Not surprisingly, such a densely showy habitat is a breeding ground for weedy "facts" masquerading as the real thing. Here are some I noticed: Apollo turned not a dead stag but the weeping boy Cyparissus into the Cypress with its sticky sap. Shodo Island, which only started growing olives in 1908, is not "one of the cradles of olive cultivation"—unless you were to add "in Japan." Speaking of olives, Jesus, on his entry to Jerusalem, did not meet the crowds wearing an olive branch, as Mr. Largo claims.

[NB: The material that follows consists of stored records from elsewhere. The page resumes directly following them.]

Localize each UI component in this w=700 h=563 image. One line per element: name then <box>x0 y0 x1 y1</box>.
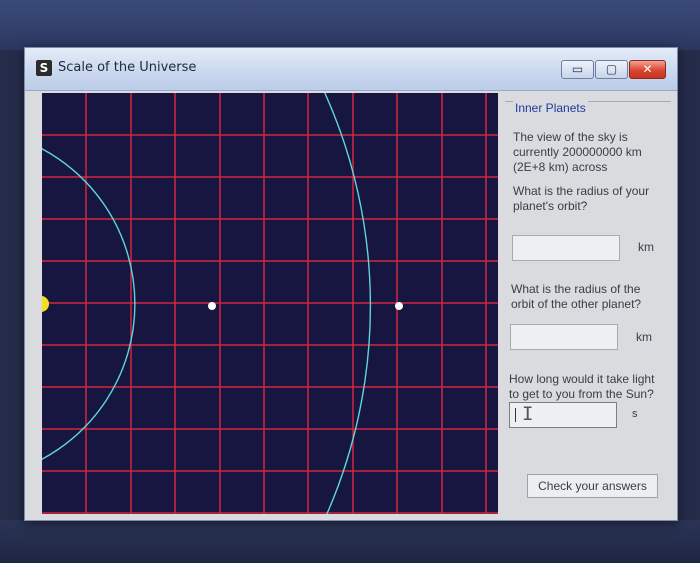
text-caret <box>515 408 516 422</box>
sky-view-description-line3: (2E+8 km) across <box>513 160 608 174</box>
sky-view-canvas[interactable] <box>42 93 498 514</box>
sky-view-description-line2: currently 200000000 km <box>513 145 642 159</box>
question-panel: Inner Planets The view of the sky is cur… <box>503 93 673 514</box>
light-travel-time-unit: s <box>632 408 638 420</box>
inner-planets-group: Inner Planets The view of the sky is cur… <box>505 101 671 511</box>
close-icon: ✕ <box>642 62 653 76</box>
question-2-line2: orbit of the other planet? <box>511 297 642 311</box>
ibeam-cursor-icon: I <box>522 403 534 425</box>
inner-planet-dot <box>208 302 216 310</box>
question-1-line1: What is the radius of your <box>513 184 650 198</box>
minimize-icon: ▭ <box>571 62 584 76</box>
other-orbit-radius-input[interactable] <box>510 324 618 350</box>
check-answers-button[interactable]: Check your answers <box>527 474 658 498</box>
sky-view-description-line1: The view of the sky is <box>513 130 628 144</box>
question-2-line1: What is the radius of the <box>511 282 641 296</box>
background-top <box>0 0 700 50</box>
orbit-radius-input[interactable] <box>512 235 620 261</box>
orbit-radius-unit: km <box>638 240 654 254</box>
minimize-button[interactable]: ▭ <box>561 60 594 79</box>
background-bottom <box>0 520 700 563</box>
light-travel-time-input[interactable]: I <box>509 402 617 428</box>
question-3-line2: to get to you from the Sun? <box>509 387 654 401</box>
sky-view-svg <box>42 93 498 514</box>
maximize-button[interactable]: ▢ <box>595 60 628 79</box>
group-label: Inner Planets <box>513 101 588 115</box>
app-window: S Scale of the Universe ▭ ▢ ✕ Inner Plan… <box>24 47 678 521</box>
maximize-icon: ▢ <box>605 62 618 76</box>
question-3-line1: How long would it take light <box>509 372 655 386</box>
question-1-line2: planet's orbit? <box>513 199 588 213</box>
other-orbit-radius-unit: km <box>636 330 652 344</box>
window-title: Scale of the Universe <box>58 60 197 75</box>
close-button[interactable]: ✕ <box>629 60 666 79</box>
outer-planet-dot <box>395 302 403 310</box>
title-bar[interactable]: S Scale of the Universe ▭ ▢ ✕ <box>25 48 677 91</box>
app-icon: S <box>36 60 52 76</box>
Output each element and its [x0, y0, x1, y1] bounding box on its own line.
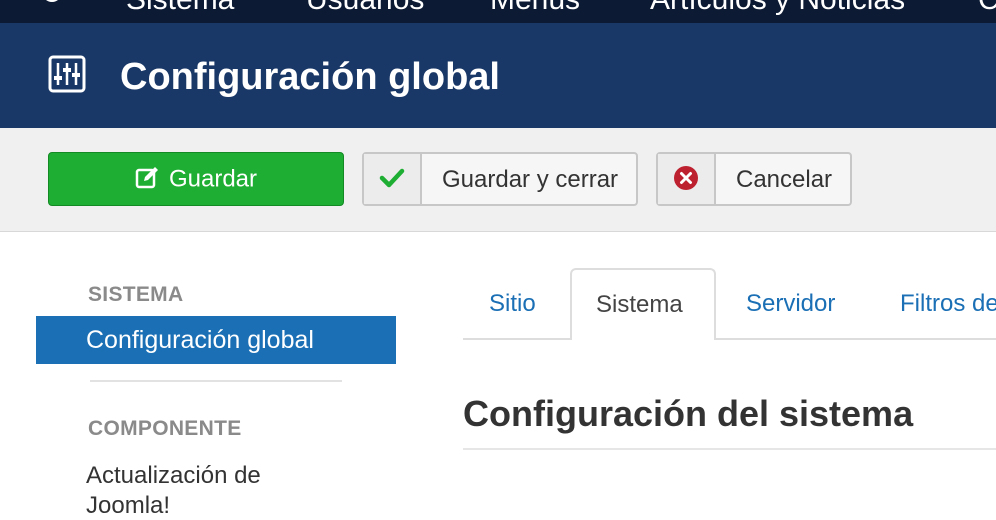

Sometimes the book can simultaneously instruct and mislead. In the entry for Hemlock, for instance, Mr. Largo makes sure we know that the drink that killed Socrates came not from the hemlock tree, which is in the nonpoisonous pine family, but rather from the hemlock shrub. At the same time, he tells us Socrates was "sentenced to death . . . for his belief in humanistic and democratic principles." Now that's the sort of misinformation that can fatally corrupt the young.
At least one mistake is downright unfair. My heart bleeds for an unjustly maligned tomato that Mr. Largo describes as a "new such [genetically modified] species grown in greenhouses in Great Britain . . . dubbed 'Moneymaker,' which says everything about the motivation behind genetically modifying plants." But "Moneymaker," which is indeed an English greenhouse variety, is a cultivar that is at least 60 years old: You can buy its seeds through heirloom catalogs. And whatever you might think about genetic modifications, many plants predating Monsanto have been developed with profit in mind, including my son's favorite tomato to grow, dating from the 1940s, called Radiator Charlie's Mortgage Lifter.
"The Big, Bad Book of Botany" is definitely big and sometimes bad. But it has all the exuberance of a kid's garden: colorful, indiscriminate and not dug too deep. Plant this book in someone's vacation house or on the bedside table of a guest—who knows what might flower forth?
—Ms. Mullen writes for the Hudson Review and Barnes and Noble Review.